Normalerweise ist in solch einer Situation die Angst vor Entdeckung so groß,
daß man schon aus Hysterie beide umbringen würde. Wo Aggression
herrscht und Frustpotential abgebaut wird, kommt es fast immer auch zu
hysterischen Reaktionen. So kaltblütig wäre wohl nicht mal ein
Geisteskranker.«
»Na und? Was willst du
damit sagen?«
»Daß ihm das
Opfer egal war.«
Nabel verstand nicht, und
diesen Zustand konnte er nunmal nicht leiden. »Aber das Opfer war
ihm doch egal. Es hätte irgendeinen Freier treffen können.«
»Ich meine, daß
ihm nicht nur …« Lidia stockte. »Aber vielleicht
verrenn ich mich da. Vielleicht hatte er Ladehemmung nach dem ersten Schuß?
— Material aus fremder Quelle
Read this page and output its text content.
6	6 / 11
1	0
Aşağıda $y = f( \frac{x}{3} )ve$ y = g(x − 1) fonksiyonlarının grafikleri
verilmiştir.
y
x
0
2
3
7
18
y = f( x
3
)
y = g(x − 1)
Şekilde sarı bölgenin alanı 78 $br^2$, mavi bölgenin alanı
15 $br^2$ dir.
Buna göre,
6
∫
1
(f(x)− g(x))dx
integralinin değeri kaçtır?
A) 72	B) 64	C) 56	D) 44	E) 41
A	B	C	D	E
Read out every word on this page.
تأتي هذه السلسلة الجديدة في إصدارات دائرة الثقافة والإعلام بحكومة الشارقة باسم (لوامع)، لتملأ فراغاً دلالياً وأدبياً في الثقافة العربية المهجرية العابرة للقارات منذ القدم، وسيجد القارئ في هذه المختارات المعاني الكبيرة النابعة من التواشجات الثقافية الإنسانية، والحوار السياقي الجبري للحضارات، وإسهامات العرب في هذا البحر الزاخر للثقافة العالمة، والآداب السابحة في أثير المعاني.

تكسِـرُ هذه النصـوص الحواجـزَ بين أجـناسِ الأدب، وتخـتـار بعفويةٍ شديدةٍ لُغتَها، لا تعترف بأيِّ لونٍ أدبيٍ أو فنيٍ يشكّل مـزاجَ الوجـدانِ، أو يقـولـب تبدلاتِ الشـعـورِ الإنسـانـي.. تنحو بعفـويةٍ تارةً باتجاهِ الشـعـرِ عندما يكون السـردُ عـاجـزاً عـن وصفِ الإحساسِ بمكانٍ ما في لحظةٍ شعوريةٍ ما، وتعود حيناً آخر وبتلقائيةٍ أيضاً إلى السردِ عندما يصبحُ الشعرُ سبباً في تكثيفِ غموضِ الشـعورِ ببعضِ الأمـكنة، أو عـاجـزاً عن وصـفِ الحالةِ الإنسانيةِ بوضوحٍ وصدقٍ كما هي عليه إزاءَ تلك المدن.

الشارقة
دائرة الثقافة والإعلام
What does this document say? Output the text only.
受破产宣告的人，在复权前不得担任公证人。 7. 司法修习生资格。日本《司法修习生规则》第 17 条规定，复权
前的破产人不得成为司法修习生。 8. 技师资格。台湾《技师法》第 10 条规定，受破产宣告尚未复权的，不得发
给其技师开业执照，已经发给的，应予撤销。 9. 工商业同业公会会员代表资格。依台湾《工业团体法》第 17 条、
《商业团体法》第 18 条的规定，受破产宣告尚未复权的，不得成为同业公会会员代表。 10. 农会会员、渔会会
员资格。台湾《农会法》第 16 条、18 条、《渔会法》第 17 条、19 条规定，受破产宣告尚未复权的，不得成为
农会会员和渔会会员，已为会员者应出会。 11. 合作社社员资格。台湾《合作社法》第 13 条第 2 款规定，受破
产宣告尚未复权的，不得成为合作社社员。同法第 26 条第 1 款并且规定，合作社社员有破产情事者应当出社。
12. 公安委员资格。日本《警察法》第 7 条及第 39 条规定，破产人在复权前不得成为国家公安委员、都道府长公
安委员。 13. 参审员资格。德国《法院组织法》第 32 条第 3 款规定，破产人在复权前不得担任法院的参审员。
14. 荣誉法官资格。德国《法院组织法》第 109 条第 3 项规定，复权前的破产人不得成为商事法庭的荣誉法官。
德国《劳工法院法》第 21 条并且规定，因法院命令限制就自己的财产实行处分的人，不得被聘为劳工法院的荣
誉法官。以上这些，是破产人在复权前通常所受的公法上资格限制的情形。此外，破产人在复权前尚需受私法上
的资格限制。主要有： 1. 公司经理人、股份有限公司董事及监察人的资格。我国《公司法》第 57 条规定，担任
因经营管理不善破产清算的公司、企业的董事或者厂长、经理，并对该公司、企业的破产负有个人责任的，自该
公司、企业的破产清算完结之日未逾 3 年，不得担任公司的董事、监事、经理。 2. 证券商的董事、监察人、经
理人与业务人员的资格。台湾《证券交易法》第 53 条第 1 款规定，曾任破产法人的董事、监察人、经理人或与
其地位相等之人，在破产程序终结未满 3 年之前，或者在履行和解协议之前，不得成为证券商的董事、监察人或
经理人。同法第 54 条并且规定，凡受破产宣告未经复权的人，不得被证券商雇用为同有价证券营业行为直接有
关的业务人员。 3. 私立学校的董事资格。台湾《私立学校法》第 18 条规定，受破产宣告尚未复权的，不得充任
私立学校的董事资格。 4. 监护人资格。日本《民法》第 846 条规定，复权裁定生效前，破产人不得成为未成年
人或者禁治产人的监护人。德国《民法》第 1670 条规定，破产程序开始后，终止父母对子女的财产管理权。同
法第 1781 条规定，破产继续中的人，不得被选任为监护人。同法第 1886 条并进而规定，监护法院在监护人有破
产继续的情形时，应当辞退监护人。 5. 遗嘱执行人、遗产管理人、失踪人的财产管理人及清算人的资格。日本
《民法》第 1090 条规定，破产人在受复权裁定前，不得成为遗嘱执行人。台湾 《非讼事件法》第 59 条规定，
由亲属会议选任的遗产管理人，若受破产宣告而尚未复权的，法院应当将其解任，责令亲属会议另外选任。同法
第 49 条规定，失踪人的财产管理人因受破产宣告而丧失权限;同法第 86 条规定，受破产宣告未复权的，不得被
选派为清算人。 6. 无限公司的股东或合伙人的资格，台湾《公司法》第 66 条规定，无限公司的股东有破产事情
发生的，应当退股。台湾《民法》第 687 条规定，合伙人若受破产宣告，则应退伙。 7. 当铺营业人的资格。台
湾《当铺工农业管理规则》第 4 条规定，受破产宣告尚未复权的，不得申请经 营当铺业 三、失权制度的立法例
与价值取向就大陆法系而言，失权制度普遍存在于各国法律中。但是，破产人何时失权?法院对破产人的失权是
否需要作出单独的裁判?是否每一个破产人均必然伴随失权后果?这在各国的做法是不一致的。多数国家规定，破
Kai, merkst du was? Ich bin nicht so souverän wie sonst. Der Fall
liegt mir einfach nicht, er legt sich quasi quer in mir. Liebst du mich
trotzdem?«
Nabel erschrak, und sein
Blick nahm Zuflucht in ein menschenleeres Eck des Büros. Lidia
feixte, es war ein flapsiger Spruch gewesen, nichts weiter. Ob sie sein
Zucken bemerkt hatte?
Ahmed war unterwegs, um
routinemäßig im persönlichen Umfeld des toten
Heizungsbauers zu recherchieren. Erwartungsgemäß schien der,
wie die anderen Opfer auch, keine Feinde gehabt zu haben, besser gesagt,
keine nennenswerten. Die Hinterbliebenen schilderten Herrn Nentwig als
treusorgenden Familienvater. Die Witwe verstieg sich gar zur Behauptung,
er sei der Prostituierten bestimmt nur aus Unerfahrenheit gefolgt oder sei
womöglich – ausnahmsweise, ganz ausnahmsweise – betrunken
gewesen.
Ahmed hätte ihr sagen können,
daß bei der Obduktion ein Promillegehalt von null Komma null
festgestellt worden war, aber er hielt die Klappe und ließ der Witwe
ihr Hintertürchen zum guten Glauben offen.
Ahmed wußte, daß
das, was er hier tat, nur ein besseres Beschäftigungsprogramm war.